At many companies, the chasm between old school and new school remains wide. But it’s narrowing, and here’s an excellent example of how this internal digital transformation can sometimes be advanced by unexpected “ah-ha” moments. A candidate I once worked with told me about his experience as a Senior Director of Digital Communications for a consumer manufacturing company — he wasn’t quite a CDO, but close. He remembers being introduced to one of the company’s division heads, who thought this thing called social media was nothing more than a passing fad that had little or no application to an industry like theirs. To change the division head’s perspective, this digital director told him about a popular industry blogger he followed who had a particularly large following. So large, in fact, that this one blogger could instantly reach 25 times more people with a click of his mouse than the industry’s leading trade magazine could reach in a month. Talk about a wake-up call! I’m sure this particular division head is now thinking more about the power of social media, who the major influencers are, and how those influences can help grow brand equity.

So, what kinds of experiences and competencies does it take to join the CDO club?  Other than the obvious — deep expertise in all things digital marketing  and ecommerce — these are also highly transformative roles as I mentioned earlier, so not surprisingly very high on the list is the ability to manage change, and in many situations, actually re-shape the culture of a company that has a strong legacy in more traditional media. Of course at this level, you need a General Manager-like commander who can run existing businesses, develop new business cases, and create new sales and marketing channels — a true all-around senior level business leader.  Other attributes that characterize would-be CDO’s are the same you’d expect for any other executive leader such as setting strategic direction, strong leadership ability, tech savvy, critical thinking skills and the ability to build effective relationships across all functions of an organization while being culturally sensitive to those whose universes do not orbit the digital world.

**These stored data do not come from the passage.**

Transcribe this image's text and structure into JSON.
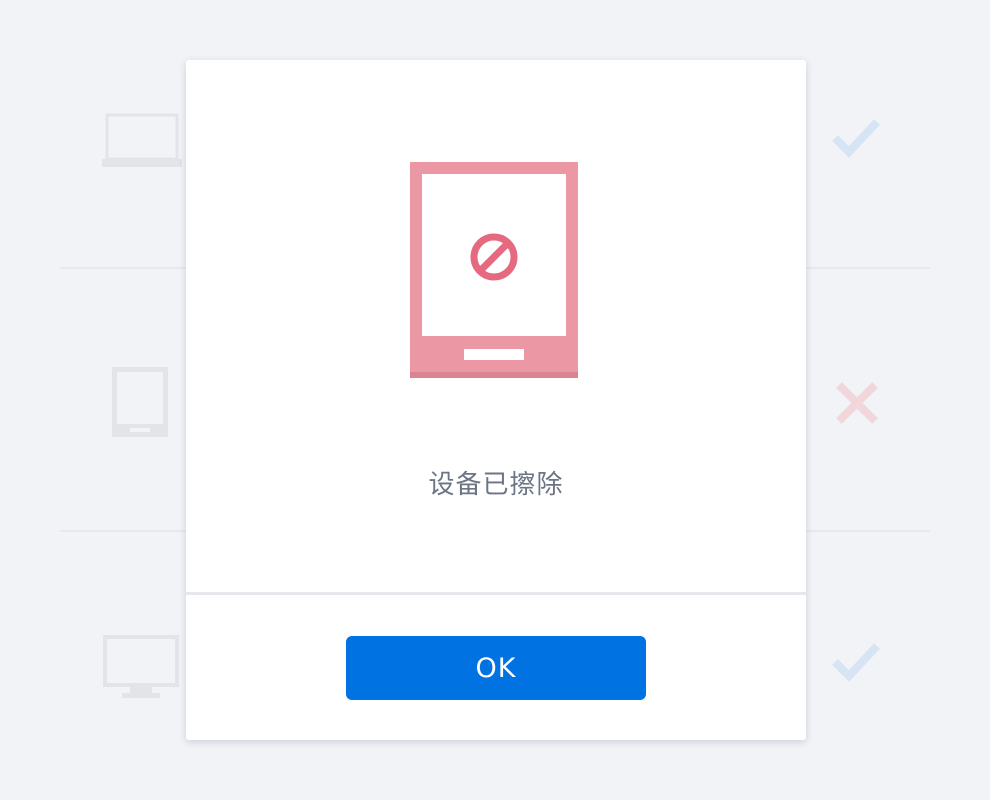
{
  "background": {
    "devices": [
      {
        "icon": "laptop-icon",
        "status": "success-check-icon"
      },
      {
        "icon": "tablet-icon",
        "status": "failure-cross-icon"
      },
      {
        "icon": "desktop-monitor-icon",
        "status": "success-check-icon"
      }
    ],
    "colors": {
      "page_bg": "#f1f3f7",
      "device_icon": "#e2e4e8",
      "check": "#d7e4f4",
      "cross": "#f1d7dc"
    }
  },
  "dialog": {
    "illustration": "tablet-blocked-icon",
    "message": "设备已擦除",
    "ok_label": "OK",
    "colors": {
      "tablet": "#ec98a4",
      "tablet_shadow": "#d9848f",
      "block_sign": "#e5697f",
      "button": "#0072e2",
      "message_text": "#6b7585"
    }
  }
}
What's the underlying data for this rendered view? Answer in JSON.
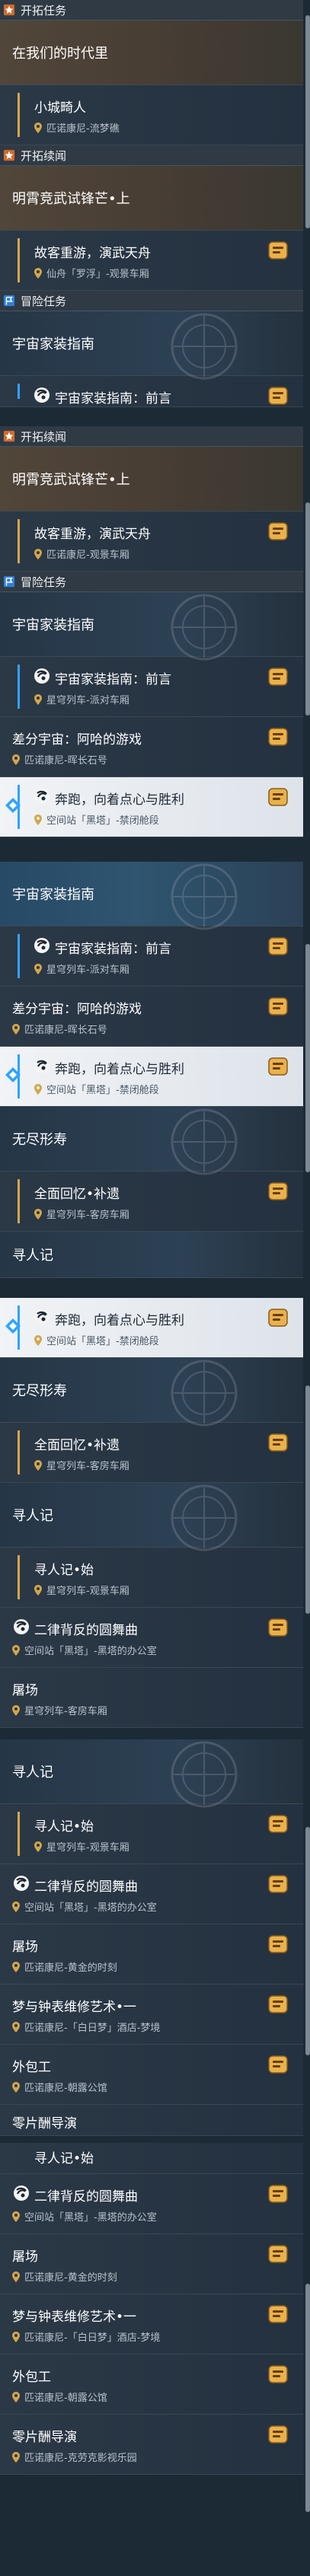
{
  "section1": {
    "cat1": "开拓任务",
    "banner1": "在我们的时代里",
    "item1": {
      "title": "小城畸人",
      "loc": "匹诺康尼-流梦礁"
    },
    "cat2": "开拓续闻",
    "banner2": "明霄竞武试锋芒•上",
    "item2": {
      "title": "故客重游，演武天舟",
      "loc": "仙舟「罗浮」-观景车厢"
    },
    "cat3": "冒险任务",
    "banner3": "宇宙家装指南",
    "item3": {
      "title": "宇宙家装指南：前言"
    }
  },
  "section2": {
    "cat1": "开拓续闻",
    "banner1": "明霄竞武试锋芒•上",
    "item1": {
      "title": "故客重游，演武天舟",
      "loc": "匹诺康尼-观景车厢"
    },
    "cat2": "冒险任务",
    "banner2": "宇宙家装指南",
    "items": [
      {
        "title": "宇宙家装指南：前言",
        "loc": "星穹列车-派对车厢",
        "icon": true
      },
      {
        "title": "差分宇宙：阿哈的游戏",
        "loc": "匹诺康尼-晖长石号",
        "icon": false
      },
      {
        "title": "奔跑，向着点心与胜利",
        "loc": "空间站「黑塔」-禁闭舱段",
        "icon": true,
        "active": true
      }
    ]
  },
  "section3": {
    "banner1": "宇宙家装指南",
    "items": [
      {
        "title": "宇宙家装指南：前言",
        "loc": "星穹列车-派对车厢",
        "icon": true
      },
      {
        "title": "差分宇宙：阿哈的游戏",
        "loc": "匹诺康尼-晖长石号",
        "icon": false
      },
      {
        "title": "奔跑，向着点心与胜利",
        "loc": "空间站「黑塔」-禁闭舱段",
        "icon": true,
        "active": true
      }
    ],
    "banner2": "无尽形寿",
    "item4": {
      "title": "全面回忆•补遗",
      "loc": "星穹列车-客房车厢"
    },
    "banner3": "寻人记"
  },
  "section4": {
    "active": {
      "title": "奔跑，向着点心与胜利",
      "loc": "空间站「黑塔」-禁闭舱段"
    },
    "banner1": "无尽形寿",
    "item1": {
      "title": "全面回忆•补遗",
      "loc": "星穹列车-客房车厢"
    },
    "banner2": "寻人记",
    "items": [
      {
        "title": "寻人记•始",
        "loc": "星穹列车-观景车厢",
        "icon": false
      },
      {
        "title": "二律背反的圆舞曲",
        "loc": "空间站「黑塔」-黑塔的办公室",
        "icon": true
      },
      {
        "title": "屠场",
        "loc": "星穹列车-客房车厢",
        "icon": false
      }
    ]
  },
  "section5": {
    "banner1": "寻人记",
    "items": [
      {
        "title": "寻人记•始",
        "loc": "星穹列车-观景车厢",
        "icon": false
      },
      {
        "title": "二律背反的圆舞曲",
        "loc": "空间站「黑塔」-黑塔的办公室",
        "icon": true
      },
      {
        "title": "屠场",
        "loc": "匹诺康尼-黄金的时刻",
        "icon": false
      },
      {
        "title": "梦与钟表维修艺术•一",
        "loc": "匹诺康尼-「白日梦」酒店-梦境",
        "icon": false
      },
      {
        "title": "外包工",
        "loc": "匹诺康尼-朝露公馆",
        "icon": false
      },
      {
        "title": "零片酬导演",
        "loc": "",
        "icon": false
      }
    ]
  },
  "section6": {
    "items": [
      {
        "title": "寻人记•始",
        "loc": "",
        "icon": false
      },
      {
        "title": "二律背反的圆舞曲",
        "loc": "空间站「黑塔」-黑塔的办公室",
        "icon": true
      },
      {
        "title": "屠场",
        "loc": "匹诺康尼-黄金的时刻",
        "icon": false
      },
      {
        "title": "梦与钟表维修艺术•一",
        "loc": "匹诺康尼-「白日梦」酒店-梦境",
        "icon": false
      },
      {
        "title": "外包工",
        "loc": "匹诺康尼-朝露公馆",
        "icon": false
      },
      {
        "title": "零片酬导演",
        "loc": "匹诺康尼-克劳克影视乐园",
        "icon": false
      }
    ]
  }
}
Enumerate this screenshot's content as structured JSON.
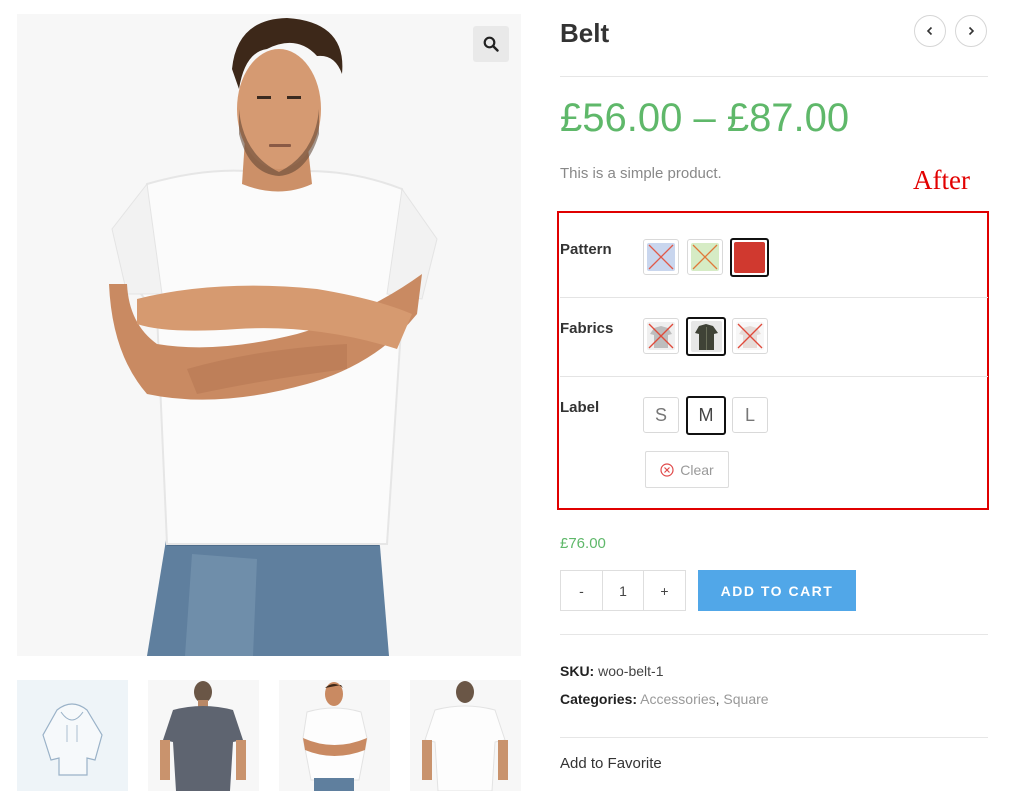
{
  "product": {
    "title": "Belt",
    "price_range": "£56.00 – £87.00",
    "short_description": "This is a simple product.",
    "annotation": "After",
    "variation_price": "£76.00",
    "quantity": "1",
    "minus_label": "-",
    "plus_label": "+",
    "add_to_cart_label": "ADD TO CART"
  },
  "variations": {
    "pattern_label": "Pattern",
    "fabrics_label": "Fabrics",
    "label_label": "Label",
    "pattern_options": [
      {
        "name": "pattern-blue",
        "available": false,
        "color": "#c9d6ee"
      },
      {
        "name": "pattern-green",
        "available": false,
        "color": "#d6ecc5"
      },
      {
        "name": "pattern-red",
        "available": true,
        "selected": true,
        "color": "#d0392f"
      }
    ],
    "label_options": [
      "S",
      "M",
      "L"
    ],
    "label_selected": "M",
    "clear_label": "Clear"
  },
  "meta": {
    "sku_label": "SKU:",
    "sku_value": "woo-belt-1",
    "categories_label": "Categories:",
    "category_1": "Accessories",
    "separator": ",",
    "category_2": "Square"
  },
  "favorite_label": "Add to Favorite",
  "colors": {
    "price_green": "#5fb86a",
    "button_blue": "#51a7e8",
    "annotation_red": "#e00000"
  },
  "icons": [
    "search-icon",
    "chevron-left-icon",
    "chevron-right-icon",
    "clear-circle-icon"
  ]
}
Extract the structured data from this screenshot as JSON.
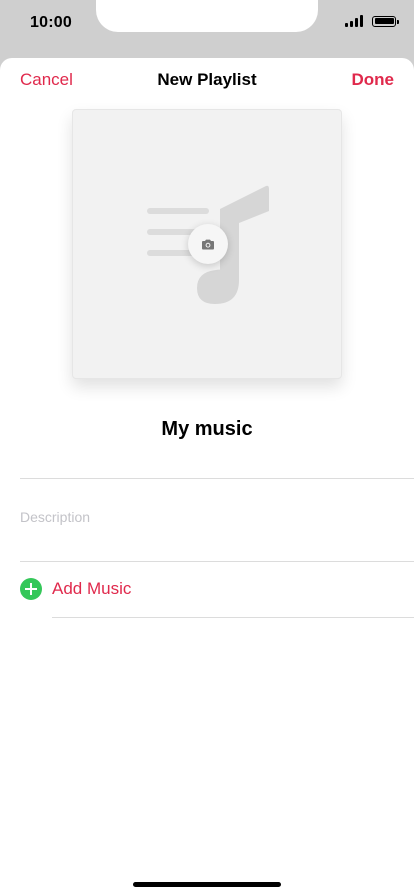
{
  "status_bar": {
    "time": "10:00"
  },
  "nav": {
    "cancel_label": "Cancel",
    "title": "New Playlist",
    "done_label": "Done"
  },
  "playlist": {
    "name": "My music",
    "description_placeholder": "Description"
  },
  "actions": {
    "add_music_label": "Add Music"
  },
  "icons": {
    "artwork": "music-note-icon",
    "camera": "camera-icon",
    "add": "plus-circle-icon"
  },
  "colors": {
    "accent": "#e0294c",
    "add_green": "#34c759"
  }
}
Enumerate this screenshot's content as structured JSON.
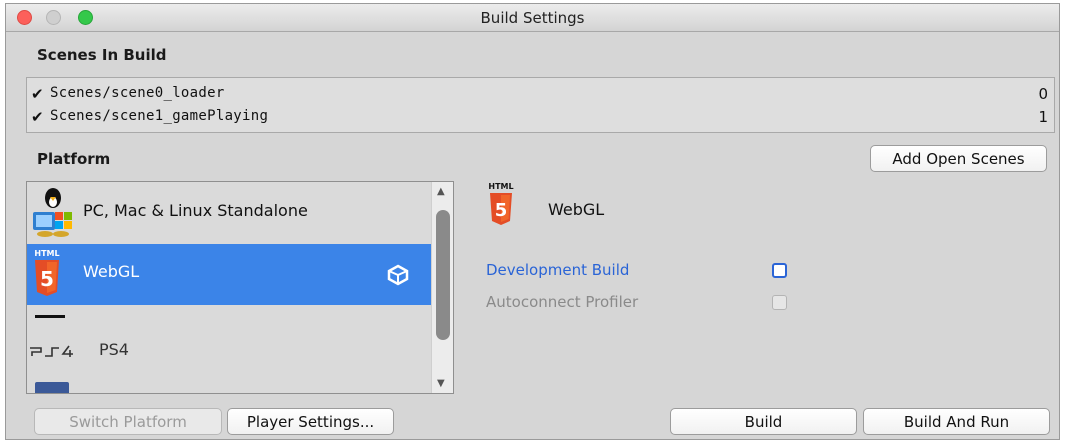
{
  "window": {
    "title": "Build Settings"
  },
  "scenes": {
    "heading": "Scenes In Build",
    "items": [
      {
        "path": "Scenes/scene0_loader",
        "index": "0",
        "checked": true
      },
      {
        "path": "Scenes/scene1_gamePlaying",
        "index": "1",
        "checked": true
      }
    ],
    "add_open_scenes_label": "Add Open Scenes"
  },
  "platform": {
    "heading": "Platform",
    "items": [
      {
        "label": "PC, Mac & Linux Standalone",
        "icon": "pc-mac-linux-icon"
      },
      {
        "label": "WebGL",
        "icon": "html5-icon",
        "selected": true
      },
      {
        "label": "PS4",
        "icon": "ps4-logo-icon"
      }
    ]
  },
  "details": {
    "title": "WebGL",
    "html_badge": "HTML",
    "development_build_label": "Development Build",
    "autoconnect_profiler_label": "Autoconnect Profiler"
  },
  "buttons": {
    "switch_platform": "Switch Platform",
    "player_settings": "Player Settings...",
    "build": "Build",
    "build_and_run": "Build And Run"
  },
  "colors": {
    "selection": "#3b84e8",
    "link_blue": "#2a64d6",
    "html5_orange": "#e44d26"
  }
}
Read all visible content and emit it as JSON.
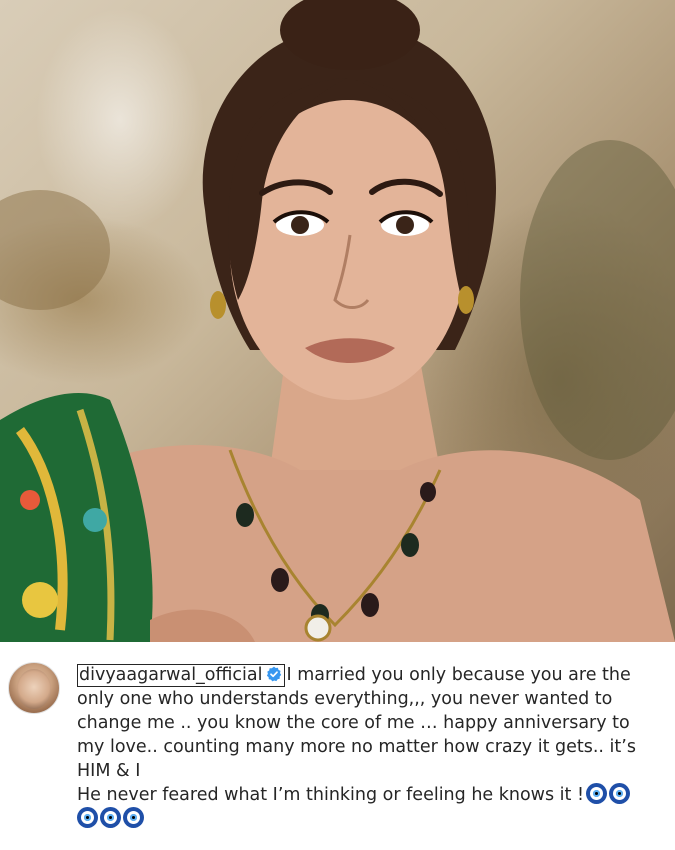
{
  "post": {
    "image": {
      "icon": "portrait-photo",
      "description_icon": "photo"
    },
    "author": {
      "username": "divyaagarwal_official",
      "verified": true,
      "avatar_icon": "profile-avatar"
    },
    "caption": {
      "line1": "I married you only because you are the",
      "line2": "only one who understands everything,,, you never wanted to",
      "line3": "change me .. you know the core of me … happy anniversary to",
      "line4": "my love.. counting many more no matter how crazy it gets.. it’s",
      "line5": "HIM & I",
      "line6": "He never feared what I’m thinking or feeling he knows it !",
      "emoji_name": "nazar-amulet",
      "emoji_count_line6": 2,
      "emoji_count_line7": 3
    },
    "colors": {
      "text": "#262626",
      "verified": "#3797f0",
      "evil_eye_blue": "#1f4fa8"
    }
  }
}
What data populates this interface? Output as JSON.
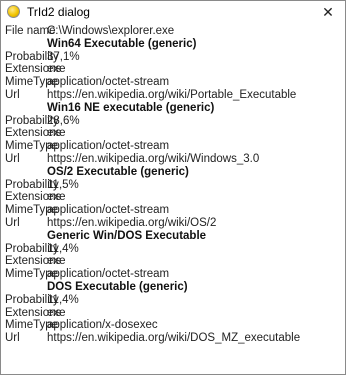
{
  "window": {
    "title": "TrId2 dialog",
    "close_glyph": "✕",
    "icon": "app-icon"
  },
  "file": {
    "label": "File name",
    "value": "C:\\Windows\\explorer.exe"
  },
  "results": [
    {
      "name": "Win64 Executable (generic)",
      "fields": [
        {
          "label": "Probability",
          "value": "37,1%"
        },
        {
          "label": "Extensions",
          "value": "exe"
        },
        {
          "label": "MimeType",
          "value": "application/octet-stream"
        },
        {
          "label": "Url",
          "value": "https://en.wikipedia.org/wiki/Portable_Executable"
        }
      ]
    },
    {
      "name": "Win16 NE executable (generic)",
      "fields": [
        {
          "label": "Probability",
          "value": "28,6%"
        },
        {
          "label": "Extensions",
          "value": "exe"
        },
        {
          "label": "MimeType",
          "value": "application/octet-stream"
        },
        {
          "label": "Url",
          "value": "https://en.wikipedia.org/wiki/Windows_3.0"
        }
      ]
    },
    {
      "name": "OS/2 Executable (generic)",
      "fields": [
        {
          "label": "Probability",
          "value": "11,5%"
        },
        {
          "label": "Extensions",
          "value": "exe"
        },
        {
          "label": "MimeType",
          "value": "application/octet-stream"
        },
        {
          "label": "Url",
          "value": "https://en.wikipedia.org/wiki/OS/2"
        }
      ]
    },
    {
      "name": "Generic Win/DOS Executable",
      "fields": [
        {
          "label": "Probability",
          "value": "11,4%"
        },
        {
          "label": "Extensions",
          "value": "exe"
        },
        {
          "label": "MimeType",
          "value": "application/octet-stream"
        }
      ]
    },
    {
      "name": "DOS Executable (generic)",
      "fields": [
        {
          "label": "Probability",
          "value": "11,4%"
        },
        {
          "label": "Extensions",
          "value": "exe"
        },
        {
          "label": "MimeType",
          "value": "application/x-dosexec"
        },
        {
          "label": "Url",
          "value": "https://en.wikipedia.org/wiki/DOS_MZ_executable"
        }
      ]
    }
  ]
}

For employers looking for this kind of highly specialized talent, the good news is that there has been a surge in the last few years in the number of candidates who are capable of stepping into these roles.  They are currently VP’s and SVP’s of Digital Marketing. and they’re ready and willing to take their digital know-how, leadership skills and influencing ability to the C-level as the coming of the Chief Digital Officer continues to take hold. Beyond experience and competencies, the biggest challenge I see for employers is one of cultural adaptation. Chief Digital Officers, by definition, are boundary pushers, and at many companies — especially larger, more established corporations — pushing boundaries is not part of the cultural norm. I advise all of my clients, large or small, cutting-edge or more conservative: Hiring senior digital and ecommerce leaders is all about cultural fit. For CDO’s, the stakes are even higher. During your interviewing process, think of the Chief Digital Officer as the “Cultural” Digital Officer, to help you stay focused on those hiring factors that will help ensure the right cultural fit for your organization.